Peut-être qu’il y a aussi un lien particulier entre les allemands et les bananes qui ne poussent pas chez eux. « Warum sind die Bananen krumm ?» « Pourquoi les bananes sont-elles tordues ?» c’est une des chansons que tous les petits allemands apprennent à la maternelle… Ca marque un peuple , non ?

Je n’aime pas retourner à Berlin. Parce que lorsque l’avion descend au-dessus de la ville et que je vois le Wannsee , la Havel et la Spree, les nouveaux gratte-ciels de la Porte de Postdam, la coupole du Reichstag, la tour de la télévision, il m’est difficile de retenir mes larmes. Comme lorsque, quelques années après le mur, nous avions quitté Berlin et qu’en voyant le camion qui emportait nos meubles, ils nous avaient été difficile de ne pas pleurer.

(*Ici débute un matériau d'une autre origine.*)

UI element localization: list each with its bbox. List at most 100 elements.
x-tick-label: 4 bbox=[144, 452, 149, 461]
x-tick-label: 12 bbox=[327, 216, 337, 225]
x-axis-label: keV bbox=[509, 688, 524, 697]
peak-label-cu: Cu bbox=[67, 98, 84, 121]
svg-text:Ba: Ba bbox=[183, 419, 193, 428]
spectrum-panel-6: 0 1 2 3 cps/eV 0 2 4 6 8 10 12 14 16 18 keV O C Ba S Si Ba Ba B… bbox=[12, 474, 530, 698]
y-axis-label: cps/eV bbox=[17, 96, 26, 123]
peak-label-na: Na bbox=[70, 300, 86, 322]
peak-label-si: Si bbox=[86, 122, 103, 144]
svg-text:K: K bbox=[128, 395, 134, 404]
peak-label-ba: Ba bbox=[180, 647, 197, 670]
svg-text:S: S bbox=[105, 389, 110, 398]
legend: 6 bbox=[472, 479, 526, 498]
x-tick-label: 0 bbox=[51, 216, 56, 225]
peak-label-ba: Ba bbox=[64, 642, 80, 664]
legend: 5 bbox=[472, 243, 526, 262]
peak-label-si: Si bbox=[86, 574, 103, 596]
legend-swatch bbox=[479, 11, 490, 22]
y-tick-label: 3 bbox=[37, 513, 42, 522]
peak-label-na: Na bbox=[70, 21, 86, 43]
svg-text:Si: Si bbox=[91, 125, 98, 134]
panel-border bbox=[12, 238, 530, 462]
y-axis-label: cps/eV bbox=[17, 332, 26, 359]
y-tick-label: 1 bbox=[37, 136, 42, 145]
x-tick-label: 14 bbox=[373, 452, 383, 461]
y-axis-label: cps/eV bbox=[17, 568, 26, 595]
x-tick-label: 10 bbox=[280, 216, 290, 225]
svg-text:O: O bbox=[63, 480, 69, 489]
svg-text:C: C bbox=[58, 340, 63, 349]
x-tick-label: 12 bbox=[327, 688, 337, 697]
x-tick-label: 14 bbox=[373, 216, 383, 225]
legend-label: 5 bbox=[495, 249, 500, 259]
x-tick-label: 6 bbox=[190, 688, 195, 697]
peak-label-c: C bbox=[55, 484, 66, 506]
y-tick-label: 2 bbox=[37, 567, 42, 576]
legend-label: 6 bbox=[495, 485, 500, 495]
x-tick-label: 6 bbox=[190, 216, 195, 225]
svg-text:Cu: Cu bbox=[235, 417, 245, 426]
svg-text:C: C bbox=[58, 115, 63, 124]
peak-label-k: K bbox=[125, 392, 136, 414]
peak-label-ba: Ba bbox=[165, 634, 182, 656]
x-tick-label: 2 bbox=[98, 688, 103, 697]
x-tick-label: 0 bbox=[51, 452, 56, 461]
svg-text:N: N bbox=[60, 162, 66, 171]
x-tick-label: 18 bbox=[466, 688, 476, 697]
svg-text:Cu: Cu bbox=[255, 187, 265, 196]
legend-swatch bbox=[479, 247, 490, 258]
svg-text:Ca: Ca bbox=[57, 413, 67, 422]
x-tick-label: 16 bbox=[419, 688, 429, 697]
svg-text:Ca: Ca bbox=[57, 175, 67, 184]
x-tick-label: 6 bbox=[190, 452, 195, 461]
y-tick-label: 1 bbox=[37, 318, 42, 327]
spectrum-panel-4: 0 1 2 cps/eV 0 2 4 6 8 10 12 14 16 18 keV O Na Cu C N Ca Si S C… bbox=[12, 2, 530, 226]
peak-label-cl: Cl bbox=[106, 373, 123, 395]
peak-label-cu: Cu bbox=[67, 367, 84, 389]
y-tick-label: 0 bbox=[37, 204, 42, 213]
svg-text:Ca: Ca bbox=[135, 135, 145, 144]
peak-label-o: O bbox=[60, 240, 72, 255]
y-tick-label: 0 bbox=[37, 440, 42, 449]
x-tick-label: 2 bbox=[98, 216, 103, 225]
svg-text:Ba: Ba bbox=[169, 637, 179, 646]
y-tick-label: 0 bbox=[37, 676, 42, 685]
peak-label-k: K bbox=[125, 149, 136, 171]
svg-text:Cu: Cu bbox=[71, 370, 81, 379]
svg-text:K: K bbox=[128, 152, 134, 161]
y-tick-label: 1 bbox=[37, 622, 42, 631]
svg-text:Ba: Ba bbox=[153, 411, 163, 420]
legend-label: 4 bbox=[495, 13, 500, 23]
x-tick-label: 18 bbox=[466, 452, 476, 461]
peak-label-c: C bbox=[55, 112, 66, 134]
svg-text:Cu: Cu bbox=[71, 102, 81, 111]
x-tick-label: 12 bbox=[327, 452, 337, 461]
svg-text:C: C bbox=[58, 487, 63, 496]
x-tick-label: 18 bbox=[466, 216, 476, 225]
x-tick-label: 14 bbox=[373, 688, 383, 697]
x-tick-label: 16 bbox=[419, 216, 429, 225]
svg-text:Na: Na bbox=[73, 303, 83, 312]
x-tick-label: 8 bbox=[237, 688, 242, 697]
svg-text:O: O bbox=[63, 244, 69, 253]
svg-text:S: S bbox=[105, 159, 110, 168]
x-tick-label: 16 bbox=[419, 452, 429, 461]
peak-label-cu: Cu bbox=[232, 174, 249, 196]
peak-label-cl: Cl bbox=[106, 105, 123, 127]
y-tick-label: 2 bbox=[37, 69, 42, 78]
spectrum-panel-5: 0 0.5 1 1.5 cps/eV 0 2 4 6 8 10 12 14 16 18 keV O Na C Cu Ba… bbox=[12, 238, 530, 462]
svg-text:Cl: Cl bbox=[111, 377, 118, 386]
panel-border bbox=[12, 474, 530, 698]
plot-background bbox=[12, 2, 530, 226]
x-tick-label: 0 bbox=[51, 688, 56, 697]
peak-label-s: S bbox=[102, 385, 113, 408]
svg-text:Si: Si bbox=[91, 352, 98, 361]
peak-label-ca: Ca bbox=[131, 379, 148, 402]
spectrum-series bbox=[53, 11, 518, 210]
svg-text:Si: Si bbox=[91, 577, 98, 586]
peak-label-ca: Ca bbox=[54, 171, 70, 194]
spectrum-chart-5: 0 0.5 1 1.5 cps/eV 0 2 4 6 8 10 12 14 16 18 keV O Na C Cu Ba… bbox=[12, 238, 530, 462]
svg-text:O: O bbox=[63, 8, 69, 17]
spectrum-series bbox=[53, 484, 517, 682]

« J’ai toujours une valise à Berlin » « Ich hab’ noch einen Koffer in Berlin… ». C’est ce que chantait la grande Marlene Dietrich, qui dans ses dernières volontés , avaient désiré être enterrée à Berlin, qu’elle avait fui sous les nazis.

C’est ce que je chante ce matin, vingt ans après, en cherchant une banane.